Chinchilla Food



 Important Facts about Chinchilla Food

            A very popular pet in many households is actually a rodent, but instead of scavenging as most do, chinchilla food choices are of a much more sophisticated nature.  In fact, because of a delicate and sensitive digestive system, anyone who has a chinchilla as a pet needs to know some very important facts about the food they require.

            A chinchilla is a small animal that is indigenous to the South American region of the Andes Mountains.  In its natural habitat, the chinchilla makes its home within crannies of rocks or by burrowing into the ground.  Various types of plants, seeds and fruits common to the Chilean climate comprise the diets of the wild chinchilla.  Two species of the animal are currently recognized:  Chinchilla brevicaudata and Chinchilla lanigera.   A third species, the Giant Chinchilla, is sadly now extinct; hunted voraciously for its luxurious fur, all signs of this animal were extinguished by the 1800’s.  The most noticeable difference between the two remaining species is in their appearance; the lanigera possesses a slimmer body frame, longer tail and ears as well as a more defined face and neck area than does the brevicaudata species.  Domestic chinchillas are bred for use as pets, and are believed to have derived from the lanigera species.

            While in their native habitats chinchillas eat a variety of foods, pet chinchillas are much more sensitive to their diets.  Perhaps because of their slight similarity in appearance to a rabbit, often pet owners make the error of feeding their pet rabbit food.  While some say that rabbit pellets can be fed to the chinchilla, many experts strongly advise against this diet.  There are commercially available chinchilla food pellets that are nutritionally balanced to support the chinchilla’s specific dietary needs, and these are the very best choice for feeding your pet.  Food can be purchased in either loose or palletized form; it is generally most effective to purchase palletized food to ensure that the chinchilla is getting the nutrients they require.  While the loose food is nutritionally balanced as a whole, the chinchilla is likely to pick out its favorite components of the food, leaving others untouched.  This means they are not receiving the balance they need.  Chinchilla food in pellet form ensures that equal amounts of nutrients are provided in each pellet.

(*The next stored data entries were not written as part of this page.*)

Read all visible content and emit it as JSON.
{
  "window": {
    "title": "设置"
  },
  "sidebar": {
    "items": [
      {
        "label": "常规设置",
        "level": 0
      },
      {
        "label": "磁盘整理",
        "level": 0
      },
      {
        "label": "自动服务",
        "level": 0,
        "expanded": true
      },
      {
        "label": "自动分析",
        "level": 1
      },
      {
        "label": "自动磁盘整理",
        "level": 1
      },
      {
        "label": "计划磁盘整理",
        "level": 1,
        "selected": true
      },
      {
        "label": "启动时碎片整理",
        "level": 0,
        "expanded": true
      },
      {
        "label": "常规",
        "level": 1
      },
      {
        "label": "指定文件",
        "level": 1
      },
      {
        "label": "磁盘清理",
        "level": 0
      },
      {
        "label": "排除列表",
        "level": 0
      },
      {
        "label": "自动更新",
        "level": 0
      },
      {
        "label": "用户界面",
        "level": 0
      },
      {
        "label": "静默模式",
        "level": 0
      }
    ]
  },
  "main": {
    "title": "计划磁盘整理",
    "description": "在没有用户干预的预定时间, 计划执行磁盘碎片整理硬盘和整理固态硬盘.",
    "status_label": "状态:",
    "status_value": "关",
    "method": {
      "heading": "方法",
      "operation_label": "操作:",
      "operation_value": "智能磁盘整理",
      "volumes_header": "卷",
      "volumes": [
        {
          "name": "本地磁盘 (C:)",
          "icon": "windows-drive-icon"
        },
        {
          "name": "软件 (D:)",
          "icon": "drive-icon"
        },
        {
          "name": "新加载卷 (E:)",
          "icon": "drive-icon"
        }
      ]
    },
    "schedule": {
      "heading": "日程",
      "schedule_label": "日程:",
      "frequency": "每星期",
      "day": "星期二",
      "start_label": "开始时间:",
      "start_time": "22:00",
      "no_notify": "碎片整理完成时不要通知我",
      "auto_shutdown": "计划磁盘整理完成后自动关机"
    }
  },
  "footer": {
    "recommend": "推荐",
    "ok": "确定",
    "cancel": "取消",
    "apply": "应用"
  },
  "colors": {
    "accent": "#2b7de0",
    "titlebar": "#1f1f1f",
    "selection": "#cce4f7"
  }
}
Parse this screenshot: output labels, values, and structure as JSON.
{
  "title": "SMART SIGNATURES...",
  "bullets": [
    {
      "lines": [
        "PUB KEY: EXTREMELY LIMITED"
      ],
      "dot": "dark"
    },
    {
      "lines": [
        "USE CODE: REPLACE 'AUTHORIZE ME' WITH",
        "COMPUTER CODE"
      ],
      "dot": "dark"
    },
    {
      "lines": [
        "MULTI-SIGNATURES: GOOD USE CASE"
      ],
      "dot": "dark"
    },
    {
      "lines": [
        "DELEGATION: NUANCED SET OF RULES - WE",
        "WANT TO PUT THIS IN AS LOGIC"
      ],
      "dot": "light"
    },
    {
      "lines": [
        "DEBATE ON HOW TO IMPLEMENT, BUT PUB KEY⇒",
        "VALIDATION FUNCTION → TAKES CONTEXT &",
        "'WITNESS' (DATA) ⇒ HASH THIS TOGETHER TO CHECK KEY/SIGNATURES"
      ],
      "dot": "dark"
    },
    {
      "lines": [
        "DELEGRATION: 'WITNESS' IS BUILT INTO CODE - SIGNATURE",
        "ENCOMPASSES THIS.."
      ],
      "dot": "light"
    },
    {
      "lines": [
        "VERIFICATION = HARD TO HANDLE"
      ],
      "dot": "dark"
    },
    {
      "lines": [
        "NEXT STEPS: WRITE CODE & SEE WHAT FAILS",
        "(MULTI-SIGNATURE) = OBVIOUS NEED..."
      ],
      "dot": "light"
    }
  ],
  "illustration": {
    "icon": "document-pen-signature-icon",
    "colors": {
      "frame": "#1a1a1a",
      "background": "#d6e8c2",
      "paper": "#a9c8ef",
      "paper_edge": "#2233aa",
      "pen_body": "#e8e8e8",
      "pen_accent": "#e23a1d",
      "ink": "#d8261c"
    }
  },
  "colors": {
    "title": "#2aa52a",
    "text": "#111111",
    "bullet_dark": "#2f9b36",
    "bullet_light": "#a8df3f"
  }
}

            In addition to the specially formulated food, chinchillas must also be given hay on a continuous basis in their diet.  Replacing the wide array of roughage that the wild chinchillas eat to complete their dietary needs, hay will likely be a continuous snack throughout the animal’s waking hours.  However, the pet owner must take extreme caution in making sure that the hay is thoroughly dried.  It can be tested for dryness by crushing between the fingers; if the hay is brittle enough to crumble easily when crushed, it is dry.  If it seems resilient when pressed and does not crush, it should not be offered to the chinchilla.  Hay that has not been effectively dried can develop mold which will be damaging to the pet’s digestive system.

            When offering hay as chinchilla food, give it out sparingly.  If an excess of hay is placed in the chinchilla habitat, the pet will likely drag it around and drop it on the floor of the cage.  This leads to contamination of the hay by the pet’s body eliminations, which could result in bacteria and fungus.  When eaten by the chinchilla, disease and illness could occur.

            Feeding your pet the proper food will ensure that their vital dietary needs are being met.  This will ensure that the chinchilla will be healthy, and everyone knows that a healthy pet is a happy pet.